We humans innately need to make sense of things. Science, art and religion all are various means by which we try to find meaning in the world around us. The overarching framework we use for making sense of things comprises our worldview.

Most people adopt, by default, the prevailing worldview of materialism, which seems to make sense for guiding our routine life. In daily life, we usually make decisions based on the unquestioned assumptions of materialism: material pleasures are life’s foremost pleasures, and the here-and-now is what matters most.
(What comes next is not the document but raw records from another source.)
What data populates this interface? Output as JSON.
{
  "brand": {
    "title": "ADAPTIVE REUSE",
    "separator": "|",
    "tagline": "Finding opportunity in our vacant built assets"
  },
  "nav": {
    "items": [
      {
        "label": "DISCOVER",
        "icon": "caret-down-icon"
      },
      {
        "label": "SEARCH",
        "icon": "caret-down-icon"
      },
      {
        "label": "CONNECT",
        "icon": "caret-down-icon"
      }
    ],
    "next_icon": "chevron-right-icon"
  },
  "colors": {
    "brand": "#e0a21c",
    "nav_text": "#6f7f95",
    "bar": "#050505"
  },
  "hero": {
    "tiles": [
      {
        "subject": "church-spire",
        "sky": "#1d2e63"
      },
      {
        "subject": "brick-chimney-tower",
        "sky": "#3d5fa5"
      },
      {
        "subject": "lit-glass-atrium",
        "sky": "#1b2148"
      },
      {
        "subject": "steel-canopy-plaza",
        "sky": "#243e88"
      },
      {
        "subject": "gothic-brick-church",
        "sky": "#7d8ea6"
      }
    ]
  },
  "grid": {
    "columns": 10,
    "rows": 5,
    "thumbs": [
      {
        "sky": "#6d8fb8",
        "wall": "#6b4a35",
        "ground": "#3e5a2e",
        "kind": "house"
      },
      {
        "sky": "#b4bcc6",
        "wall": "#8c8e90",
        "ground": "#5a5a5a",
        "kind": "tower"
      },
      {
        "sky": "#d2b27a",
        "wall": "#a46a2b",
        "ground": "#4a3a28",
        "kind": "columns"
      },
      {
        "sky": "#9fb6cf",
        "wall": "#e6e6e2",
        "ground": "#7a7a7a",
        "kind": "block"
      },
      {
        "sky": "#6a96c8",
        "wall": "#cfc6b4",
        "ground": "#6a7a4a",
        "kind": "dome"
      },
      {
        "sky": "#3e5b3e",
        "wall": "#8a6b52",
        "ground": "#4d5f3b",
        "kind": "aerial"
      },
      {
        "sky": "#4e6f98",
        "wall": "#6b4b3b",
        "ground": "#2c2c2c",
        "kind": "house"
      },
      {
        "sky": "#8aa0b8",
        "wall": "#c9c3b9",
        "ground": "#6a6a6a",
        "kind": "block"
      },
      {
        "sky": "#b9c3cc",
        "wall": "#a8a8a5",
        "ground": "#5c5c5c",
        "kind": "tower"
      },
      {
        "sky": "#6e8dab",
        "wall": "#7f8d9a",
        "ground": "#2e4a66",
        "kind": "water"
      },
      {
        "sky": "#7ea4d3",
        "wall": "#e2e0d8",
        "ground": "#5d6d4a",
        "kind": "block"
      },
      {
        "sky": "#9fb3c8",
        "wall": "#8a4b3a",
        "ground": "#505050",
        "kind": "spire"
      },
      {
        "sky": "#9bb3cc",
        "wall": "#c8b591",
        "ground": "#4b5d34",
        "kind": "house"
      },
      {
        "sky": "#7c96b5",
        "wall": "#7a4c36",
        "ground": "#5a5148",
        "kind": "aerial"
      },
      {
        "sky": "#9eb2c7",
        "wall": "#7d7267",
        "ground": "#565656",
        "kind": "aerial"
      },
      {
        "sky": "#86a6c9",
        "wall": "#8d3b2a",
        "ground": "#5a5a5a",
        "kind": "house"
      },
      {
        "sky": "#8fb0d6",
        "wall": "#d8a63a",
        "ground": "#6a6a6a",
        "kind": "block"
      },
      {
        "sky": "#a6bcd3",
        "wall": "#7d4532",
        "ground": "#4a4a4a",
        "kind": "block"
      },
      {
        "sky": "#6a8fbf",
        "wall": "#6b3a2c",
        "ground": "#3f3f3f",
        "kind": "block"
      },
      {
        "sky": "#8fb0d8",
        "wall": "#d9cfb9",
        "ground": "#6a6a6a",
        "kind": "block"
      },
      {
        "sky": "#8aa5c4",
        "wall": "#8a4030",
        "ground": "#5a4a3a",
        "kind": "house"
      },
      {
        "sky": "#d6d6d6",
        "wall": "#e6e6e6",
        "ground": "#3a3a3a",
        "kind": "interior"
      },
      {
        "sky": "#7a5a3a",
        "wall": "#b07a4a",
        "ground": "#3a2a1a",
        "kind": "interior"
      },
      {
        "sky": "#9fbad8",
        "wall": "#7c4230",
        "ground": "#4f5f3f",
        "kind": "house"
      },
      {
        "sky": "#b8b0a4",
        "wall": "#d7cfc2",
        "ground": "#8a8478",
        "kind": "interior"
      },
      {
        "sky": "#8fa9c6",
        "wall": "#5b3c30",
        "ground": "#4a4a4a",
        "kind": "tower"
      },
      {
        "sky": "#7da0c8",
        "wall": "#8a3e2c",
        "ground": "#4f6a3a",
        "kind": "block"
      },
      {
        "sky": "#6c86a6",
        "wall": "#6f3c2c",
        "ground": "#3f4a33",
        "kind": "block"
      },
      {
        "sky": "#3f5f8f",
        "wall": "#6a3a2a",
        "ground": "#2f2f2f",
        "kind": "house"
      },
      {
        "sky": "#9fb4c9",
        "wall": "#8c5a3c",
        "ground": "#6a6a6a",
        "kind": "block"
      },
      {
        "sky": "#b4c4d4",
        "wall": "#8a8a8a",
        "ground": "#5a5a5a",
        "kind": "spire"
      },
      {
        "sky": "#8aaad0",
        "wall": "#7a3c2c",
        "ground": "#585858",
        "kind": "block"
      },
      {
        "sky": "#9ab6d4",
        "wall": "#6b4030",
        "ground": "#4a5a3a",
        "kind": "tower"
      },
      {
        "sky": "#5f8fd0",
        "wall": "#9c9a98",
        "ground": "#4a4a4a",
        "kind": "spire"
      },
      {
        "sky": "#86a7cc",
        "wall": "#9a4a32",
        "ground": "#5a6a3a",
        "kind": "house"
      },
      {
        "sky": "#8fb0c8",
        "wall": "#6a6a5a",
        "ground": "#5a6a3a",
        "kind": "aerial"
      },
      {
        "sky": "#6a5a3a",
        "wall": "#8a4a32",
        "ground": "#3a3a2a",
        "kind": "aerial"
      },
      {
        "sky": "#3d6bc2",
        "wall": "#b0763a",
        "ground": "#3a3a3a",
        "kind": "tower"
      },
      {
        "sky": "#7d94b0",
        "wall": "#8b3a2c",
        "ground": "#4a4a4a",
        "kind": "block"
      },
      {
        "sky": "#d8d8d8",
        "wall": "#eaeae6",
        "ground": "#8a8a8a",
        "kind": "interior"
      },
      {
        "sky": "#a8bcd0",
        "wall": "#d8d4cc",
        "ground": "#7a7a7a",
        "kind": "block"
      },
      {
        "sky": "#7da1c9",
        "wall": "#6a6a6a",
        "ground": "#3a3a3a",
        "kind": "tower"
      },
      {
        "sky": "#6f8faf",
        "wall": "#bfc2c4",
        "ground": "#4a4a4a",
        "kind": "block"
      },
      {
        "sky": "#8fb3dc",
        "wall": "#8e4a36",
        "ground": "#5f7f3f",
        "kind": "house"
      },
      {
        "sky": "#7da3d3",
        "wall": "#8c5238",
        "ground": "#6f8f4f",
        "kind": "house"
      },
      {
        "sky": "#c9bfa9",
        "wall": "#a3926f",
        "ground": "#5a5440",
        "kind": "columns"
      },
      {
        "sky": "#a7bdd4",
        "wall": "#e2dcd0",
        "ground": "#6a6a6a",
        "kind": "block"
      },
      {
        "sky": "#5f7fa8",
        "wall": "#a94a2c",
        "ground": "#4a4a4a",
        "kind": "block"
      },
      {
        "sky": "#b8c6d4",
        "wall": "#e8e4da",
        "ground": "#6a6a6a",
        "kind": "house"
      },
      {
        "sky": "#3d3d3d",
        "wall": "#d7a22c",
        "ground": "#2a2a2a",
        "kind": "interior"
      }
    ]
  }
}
However, whatever meaning materialism provides is shattered by one truth of life – the truth of death. Death strips us of everything material that we have sought and got. If we contemplate death’s inevitability, life becomes exposed as pointless – what is the point of anything if everything is lost at death? This meaninglessness is so unnerving that we dodge it by denying death. Of course, we acknowledge that we will die one day, but we think of that day as so far away as to be practically irrelevant. Thus, we delude ourselves, while death keeps creeping in on us, relentlessly.

Breaking free from such self-deceiving denial, the Bhagavad-gita recommends unflinching contemplation on universal distresses such as death. When we make the reality of death as the foundation of our search for meaning, we naturally enquire about the possibility of nonmaterial reality that survives death, thus becoming more receptive to the Gita’s spiritual worldview (13.12).

And the Gita reveals a magnificent worldview that integrates death in its scope – we are souls, parts of the all-attractive whole, on a multi-lifetime journey of spiritual evolution. When we let this evolutionary worldview guide our vision, we discover meaning animating our whole life, before death and after death too.